The FCC adds undersea cable operators to the list of mandatory reporters to the NORS (Network Outage Reporting System). But companies such as AT&T claim that the reporting will be of limited value, since outages that have no end-user impact (due to redundant underseas links) must still be reported.

Microsoft updated its article on designing highly available apps using Azure. These kinds of articles are important. In theory, no one ought to go down just because one EC2 or Azure region goes down.

SignalFX published this four-part series on avoiding spurious alerts in metric-based monitoring systems. The tutorial bits are specific to SignalFX, but the general principles could be applied to any metric-based alerting system.

Thanks to Aneel at SignalFX for this one.

Outages

SRE Weekly Issue #27

Sorry I’m a tad late this week!

If you only have time to read one long article, I highly recommend this first one.

Articles

This fascinating series delves deeply into the cascade of failures leading up to the nearly fatal overdose of a pediatric patient hospitalized for a routine colonoscopy. It’s a five-article series, and it’s well worth every minute you’ll spend reading it. Human error, interface design, misplaced trust in automation, learning from aviation; it’s all here in abundance and depth.

In this second part of a two part series (featured here last week), Charity Majors delves into what operations means as we move toward a “serverless” infrastructure.

If you chose a provider, you do not get to just point your finger at them in the post mortem and say it’s their fault.  You chose them, it’s on you.

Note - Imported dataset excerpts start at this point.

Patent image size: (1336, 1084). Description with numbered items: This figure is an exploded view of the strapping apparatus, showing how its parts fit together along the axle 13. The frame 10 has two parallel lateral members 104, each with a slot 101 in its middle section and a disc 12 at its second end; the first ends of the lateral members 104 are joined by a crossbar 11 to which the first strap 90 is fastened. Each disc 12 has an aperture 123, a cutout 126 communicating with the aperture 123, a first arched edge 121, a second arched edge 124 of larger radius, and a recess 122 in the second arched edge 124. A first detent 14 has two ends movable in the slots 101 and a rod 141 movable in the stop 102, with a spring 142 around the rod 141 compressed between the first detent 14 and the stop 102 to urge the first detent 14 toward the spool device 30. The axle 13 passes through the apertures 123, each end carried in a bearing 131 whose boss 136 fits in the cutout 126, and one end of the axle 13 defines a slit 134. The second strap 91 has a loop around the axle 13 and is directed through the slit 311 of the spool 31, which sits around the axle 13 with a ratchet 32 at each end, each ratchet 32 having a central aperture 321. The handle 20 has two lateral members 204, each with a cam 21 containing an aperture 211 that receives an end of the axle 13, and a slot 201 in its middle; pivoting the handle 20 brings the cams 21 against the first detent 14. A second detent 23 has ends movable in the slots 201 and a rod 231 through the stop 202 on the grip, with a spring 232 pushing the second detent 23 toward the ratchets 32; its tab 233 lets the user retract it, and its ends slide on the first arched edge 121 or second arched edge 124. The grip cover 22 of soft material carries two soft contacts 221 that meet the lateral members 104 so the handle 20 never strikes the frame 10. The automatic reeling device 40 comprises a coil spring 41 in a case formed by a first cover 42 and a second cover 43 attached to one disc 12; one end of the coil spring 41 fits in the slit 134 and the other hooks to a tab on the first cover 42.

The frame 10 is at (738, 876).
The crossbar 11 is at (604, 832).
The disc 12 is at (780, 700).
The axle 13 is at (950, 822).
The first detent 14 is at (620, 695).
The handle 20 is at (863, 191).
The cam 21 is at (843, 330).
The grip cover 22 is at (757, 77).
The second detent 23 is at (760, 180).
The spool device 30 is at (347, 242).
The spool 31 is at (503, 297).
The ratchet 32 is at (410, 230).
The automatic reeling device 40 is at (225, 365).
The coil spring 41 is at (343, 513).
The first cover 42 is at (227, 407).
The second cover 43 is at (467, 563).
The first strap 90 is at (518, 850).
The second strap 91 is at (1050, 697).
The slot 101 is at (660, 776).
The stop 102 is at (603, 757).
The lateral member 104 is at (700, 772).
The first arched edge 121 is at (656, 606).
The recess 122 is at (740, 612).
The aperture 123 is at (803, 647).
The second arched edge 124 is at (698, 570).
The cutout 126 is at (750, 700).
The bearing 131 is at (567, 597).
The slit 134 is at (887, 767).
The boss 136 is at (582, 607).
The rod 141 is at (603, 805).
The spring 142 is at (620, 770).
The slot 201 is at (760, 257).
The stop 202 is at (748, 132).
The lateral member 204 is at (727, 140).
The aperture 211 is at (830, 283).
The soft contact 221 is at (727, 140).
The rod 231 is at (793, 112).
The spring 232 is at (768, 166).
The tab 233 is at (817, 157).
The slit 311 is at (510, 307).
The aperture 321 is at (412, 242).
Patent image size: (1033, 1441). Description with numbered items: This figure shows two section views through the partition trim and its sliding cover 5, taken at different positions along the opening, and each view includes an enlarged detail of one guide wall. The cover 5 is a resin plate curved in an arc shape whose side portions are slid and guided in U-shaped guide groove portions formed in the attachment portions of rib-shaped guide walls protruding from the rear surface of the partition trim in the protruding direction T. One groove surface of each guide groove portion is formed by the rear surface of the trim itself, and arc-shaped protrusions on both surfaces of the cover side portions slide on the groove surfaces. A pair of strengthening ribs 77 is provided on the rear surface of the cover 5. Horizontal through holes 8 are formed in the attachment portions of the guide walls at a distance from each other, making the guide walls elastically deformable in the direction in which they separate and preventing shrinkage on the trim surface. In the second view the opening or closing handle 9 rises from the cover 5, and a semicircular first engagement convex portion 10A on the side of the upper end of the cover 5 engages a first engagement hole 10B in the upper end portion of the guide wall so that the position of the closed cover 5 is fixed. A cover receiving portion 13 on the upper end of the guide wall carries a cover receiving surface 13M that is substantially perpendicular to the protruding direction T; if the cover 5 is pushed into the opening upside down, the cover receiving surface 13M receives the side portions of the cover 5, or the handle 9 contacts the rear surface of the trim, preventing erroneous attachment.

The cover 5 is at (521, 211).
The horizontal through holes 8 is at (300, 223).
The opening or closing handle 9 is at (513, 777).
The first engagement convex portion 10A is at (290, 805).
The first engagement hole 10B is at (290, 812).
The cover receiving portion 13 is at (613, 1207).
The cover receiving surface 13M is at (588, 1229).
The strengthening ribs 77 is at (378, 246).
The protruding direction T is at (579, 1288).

Interesting, though I have to say I’m a bit skeptical when I hear someone target six nines. Especially when they say this:

Redefining five nines is redefining them to go up to six nines,” said James Feger, CenturyLink’s vice president of network strategy and development […]

The Pre-Accident Podcast reminds us that incident response is just as important as incident prevention.

As automated remediation increases, the problems that actually hit our pagers become more complex and higher-level. This opinion piece from PagerDuty explores that trend and where it’s leading us.

A high-level overview of the difference between HA and DR and Netflix’s HA testing tool, Chaos Monkey.

Outages

SRE Weekly Issue #26

Articles

Here’s Charity Majors being awesome as always. There’s a reason this article is first this week. In this part one of two articles, Charity recaps her recent talk at serverlessconf in which she argues that you can never get away from operations, no matter how “serverless” you go.

[…] no matter how pretty the abstractions are, you’re still dealing with dusty old concepts like “persistent state” and “queries” and “unavailability” and so forth […]

I’m still laughing about #NoDevs. Thought-leadering through trolling FTW.

This is an older article (2011), but it’s still well worth reading. Facebook began automating remediation of standard hardware failure, and then they reinvested the time saved into improving the automation.

Today, the FBAR service is run by two full time engineers, but according to the most recent metrics, it’s doing the work of 200 full fine system administrators.

A system that doesn’t auto-scale to meet demand can be unreliable in the face of demand spikes. But auto-scaling adds complexity to a system, and increasing complexity can also decrease reliability. This article outlines a method to attempt to reason about auto-scaling based on multiple metrics. Bonus TIL: Erlang threads busy-wait for work.

A run-down of basic techniques for avoiding and dealing with human error. I like this article for a couple of choice quotes, such as: “human error scales up” — as your infrastructure grows bigger, the scope of potential damage from a single error also grows bigger.

The latest in Mathias Lafeldt’s Production Ready series is this article about complexity.

The more complex a system, the more difficult it is to build a mental model of the system, and the harder it becomes to operate and debug it.